The next morning, after a quick espresso and croissant at a bar on her usual route, Irmy took me to her school nearby, only a five-minute walk from her apartment and not far from the Piazzale Michelangelo overlooking the city of Florence. It was a Saturday morning, without any students present, and Irmy made the excuse to the front desk guard that she had forgotten something in her classroom, and then took me through a breathtaking series of hallways and grand rooms.
The “Villa Medicea del Poggio Imperiale,” the site of Irmy’s school and a designated UNESCO “World Heritage Site,” comes with a very impressive history. It was built in the 1400s, owned by a Florentine noble family and later seized by Cosimo de’ Medici, who gave the Villa to his daughter, Isabella de’ Medici. After her murder by her husband, the property was sold to Archduchess Maria Maddalena of Austria, wife of the future Grand Duke Cosimo de’ Medici II. She and Cosimo II enlarged the Villa, connected it to the Arno River and Florence with a wide, tree-lined avenue, and gave the villa its “imperial hill” title, the “Villa del Poggio Imperiale,” since Maria Maddalena was the sister of the Holy Roman Emperor, Ferdinand II.

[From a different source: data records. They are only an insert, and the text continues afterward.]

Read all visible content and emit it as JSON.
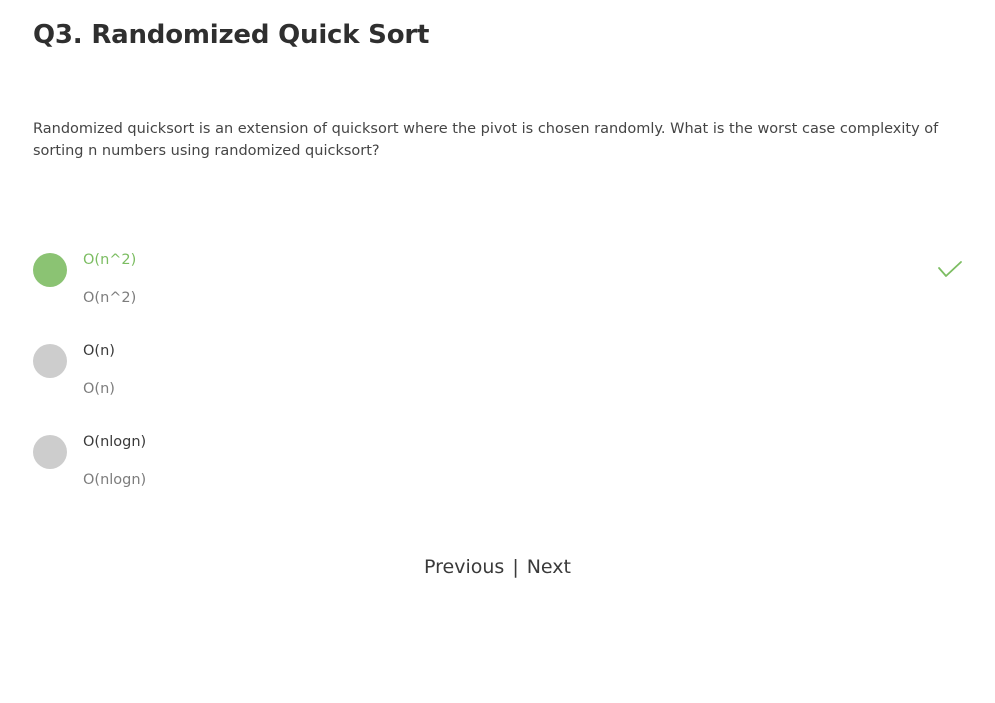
{
  "question": {
    "title": "Q3. Randomized Quick Sort",
    "text": "Randomized quicksort is an extension of quicksort where the pivot is chosen randomly. What is the worst case complexity of sorting n numbers using randomized quicksort?"
  },
  "options": [
    {
      "label": "O(n^2)",
      "sublabel": "O(n^2)",
      "selected": true,
      "correct": true,
      "status_icon": "check-icon"
    },
    {
      "label": "O(n)",
      "sublabel": "O(n)",
      "selected": false,
      "correct": false
    },
    {
      "label": "O(nlogn)",
      "sublabel": "O(nlogn)",
      "selected": false,
      "correct": false
    }
  ],
  "colors": {
    "correct_accent": "#7cbd62",
    "selected_radio": "#8bc373",
    "unselected_radio": "#cdcdcd"
  },
  "pager": {
    "previous_label": "Previous",
    "separator": "|",
    "next_label": "Next"
  }
}
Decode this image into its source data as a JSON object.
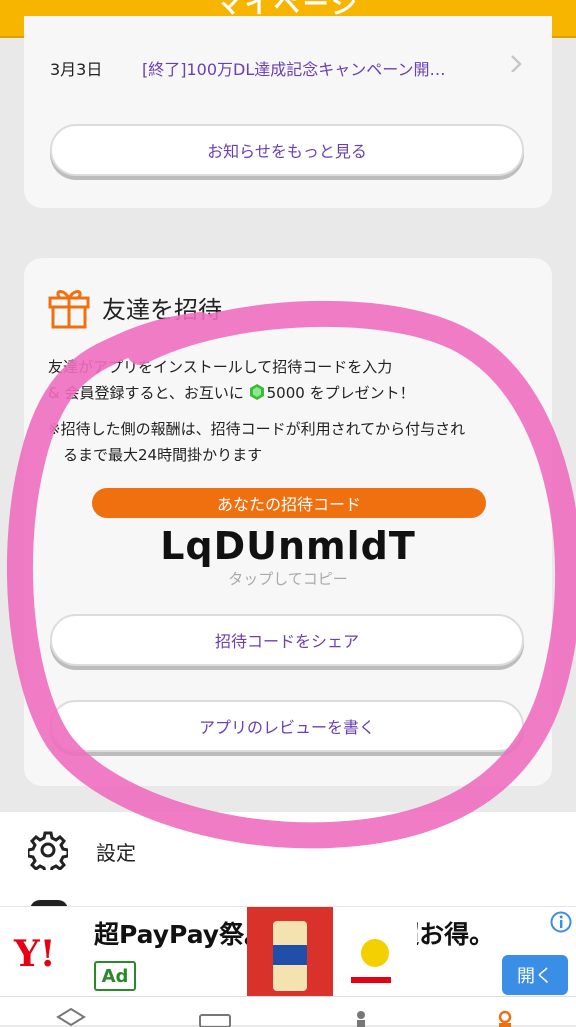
{
  "header": {
    "title": "マイページ"
  },
  "news": {
    "items": [
      {
        "date": "3月3日",
        "text": "[終了]100万DL達成記念キャンペーン開…"
      }
    ],
    "more_label": "お知らせをもっと見る"
  },
  "invite": {
    "title": "友達を招待",
    "description_line1": "友達がアプリをインストールして招待コードを入力",
    "description_line2_a": "& 会員登録すると、お互いに ",
    "description_line2_b": "5000 をプレゼント！",
    "note_line1": "※招待した側の報酬は、招待コードが利用されてから付与され",
    "note_line2": "　るまで最大24時間掛かります",
    "code_badge": "あなたの招待コード",
    "code": "LqDUnmldT",
    "copy_hint": "タップしてコピー",
    "share_label": "招待コードをシェア",
    "review_label": "アプリのレビューを書く"
  },
  "settings": {
    "label": "設定"
  },
  "ad": {
    "logo": "Y!",
    "headline": "超PayPay祭。人気商品も超お得。",
    "ad_tag": "Ad",
    "open_label": "開く"
  },
  "colors": {
    "header": "#f7b500",
    "accent_purple": "#6a3fb5",
    "badge_orange": "#f07010",
    "marker_pink": "#f06ec0"
  }
}
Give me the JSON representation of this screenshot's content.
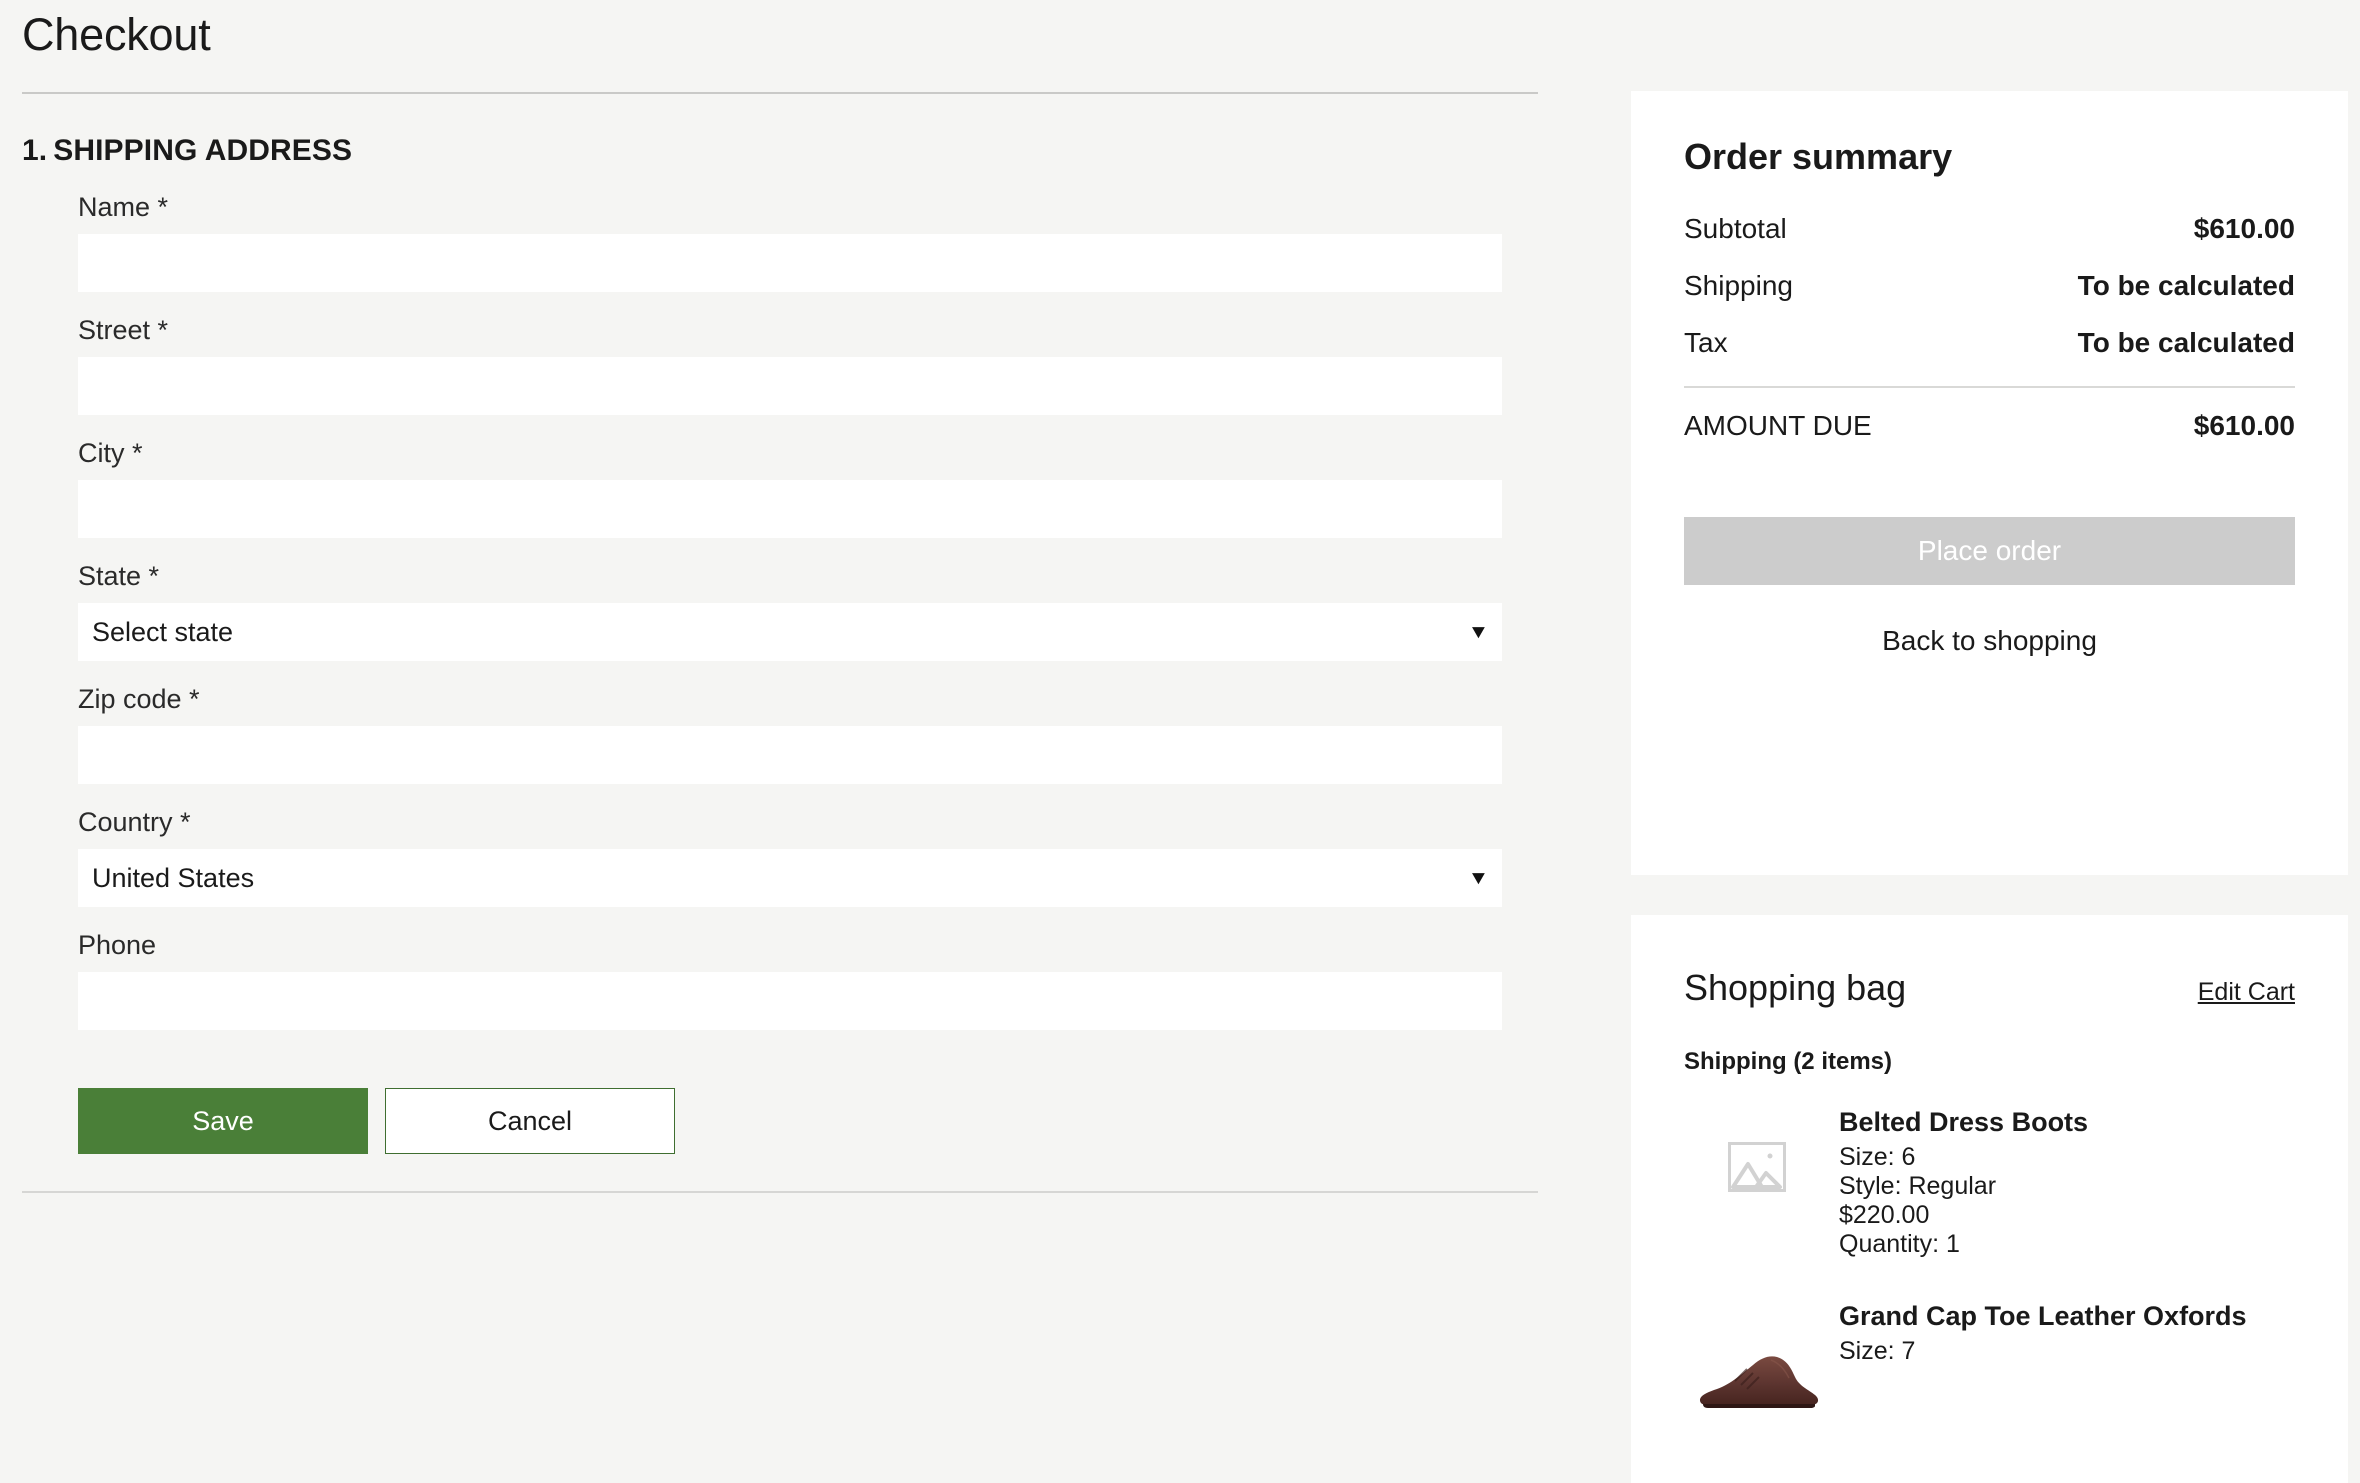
{
  "header": {
    "title": "Checkout"
  },
  "shipping_section": {
    "number": "1.",
    "heading": "SHIPPING ADDRESS",
    "fields": [
      {
        "label": "Name *",
        "value": "",
        "placeholder": ""
      },
      {
        "label": "Street *",
        "value": "",
        "placeholder": ""
      },
      {
        "label": "City *",
        "value": "",
        "placeholder": ""
      }
    ],
    "state": {
      "label": "State *",
      "value": "Select state",
      "caret": "chevron-down-icon"
    },
    "zip": {
      "label": "Zip code *",
      "value": "",
      "placeholder": ""
    },
    "country": {
      "label": "Country *",
      "value": "United States",
      "caret": "chevron-down-icon"
    },
    "phone": {
      "label": "Phone",
      "value": "",
      "placeholder": ""
    },
    "save_label": "Save",
    "cancel_label": "Cancel"
  },
  "order_summary": {
    "title": "Order summary",
    "rows": [
      {
        "label": "Subtotal",
        "value": "$610.00"
      },
      {
        "label": "Shipping",
        "value": "To be calculated"
      },
      {
        "label": "Tax",
        "value": "To be calculated"
      }
    ],
    "total": {
      "label": "AMOUNT DUE",
      "value": "$610.00"
    },
    "place_order_label": "Place order",
    "back_link_label": "Back to shopping"
  },
  "shopping_bag": {
    "title": "Shopping bag",
    "edit_cart_label": "Edit Cart",
    "shipping_group_label": "Shipping (2 items)",
    "items": [
      {
        "name": "Belted Dress Boots",
        "size": "Size: 6",
        "style": "Style: Regular",
        "price": "$220.00",
        "quantity": "Quantity: 1",
        "thumb": "image-placeholder-icon"
      },
      {
        "name": "Grand Cap Toe Leather Oxfords",
        "size": "Size: 7",
        "style": "",
        "price": "",
        "quantity": "",
        "thumb": "brown-oxford-shoe-photo"
      }
    ]
  },
  "colors": {
    "page_bg": "#f5f5f3",
    "panel_bg": "#ffffff",
    "save_green": "#4a7f38",
    "place_order_gray": "#cccccc",
    "rule_gray": "#c9c9c7"
  }
}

Following the death of Cosimo II, the upkeep of the Villa del Poggio Imperiale and the Medici family’s nearby Palazzo Pitti nearly depleted the family finances, and Ferdinand II acquired the estate, further embellishing and enlarging the Villa. After the Medici reign, the House of Habsburg-Lorraine brought the villa to prominence, occupied as a secondary home by Leopold II and a succession of Grand Dukes and the King of Sardinia. When the last Grand Duke, Leopold II, was replaced by a constitutional republic in 1860, Italy joined Sardinia under King Victor Emmanuel II, and the villa became unnecessary, especially so close to the royal Palazzo Pitti. An exclusive girls’ school for the daughters of Florentine nobility was moved to the Villa in 1865, and in 2004 the school was granted free use of the estate in perpetuity.
I found the dining hall particularly impressive, and it was difficult for me to imagine high school students there surrounded by lush trompe l’oeil frescoes and carved marble decorations on nearly every surface of the room. We were welcomed by one of the kitchen workers, who invited us to look around and encouraged me to take photos.
Heading back to the front desk, Irmy made several inquiries to see if she would be allowed to show me the “Sala Bianca,” the “white room” on the second floor. Finally, granted official clearance to go upstairs, I understood why Irmy had been so persistent—it was a stunning, all-white ballroom, with an enormous crystal chandelier. After taking me around for a few minutes there, we were on the way back to Irmy’s apartment nearby, and our visit together came to an end.
I had NO IDEA that such a splendid historic site was where Irmy works each week, teaching languages in the only unadorned room I saw on my visit (there are probably many more like it, but I was only shown her classroom). What a wonderful surprise it was to see the Villa on a quiet Saturday morning, with Irmy as my guide. I’ll never forget the splendor I saw there, and cannot help but think that the students are probably so accustomed to the sights I saw for the first time that they hardly recognize the stunning art and rich history of a villa where they go to school every day.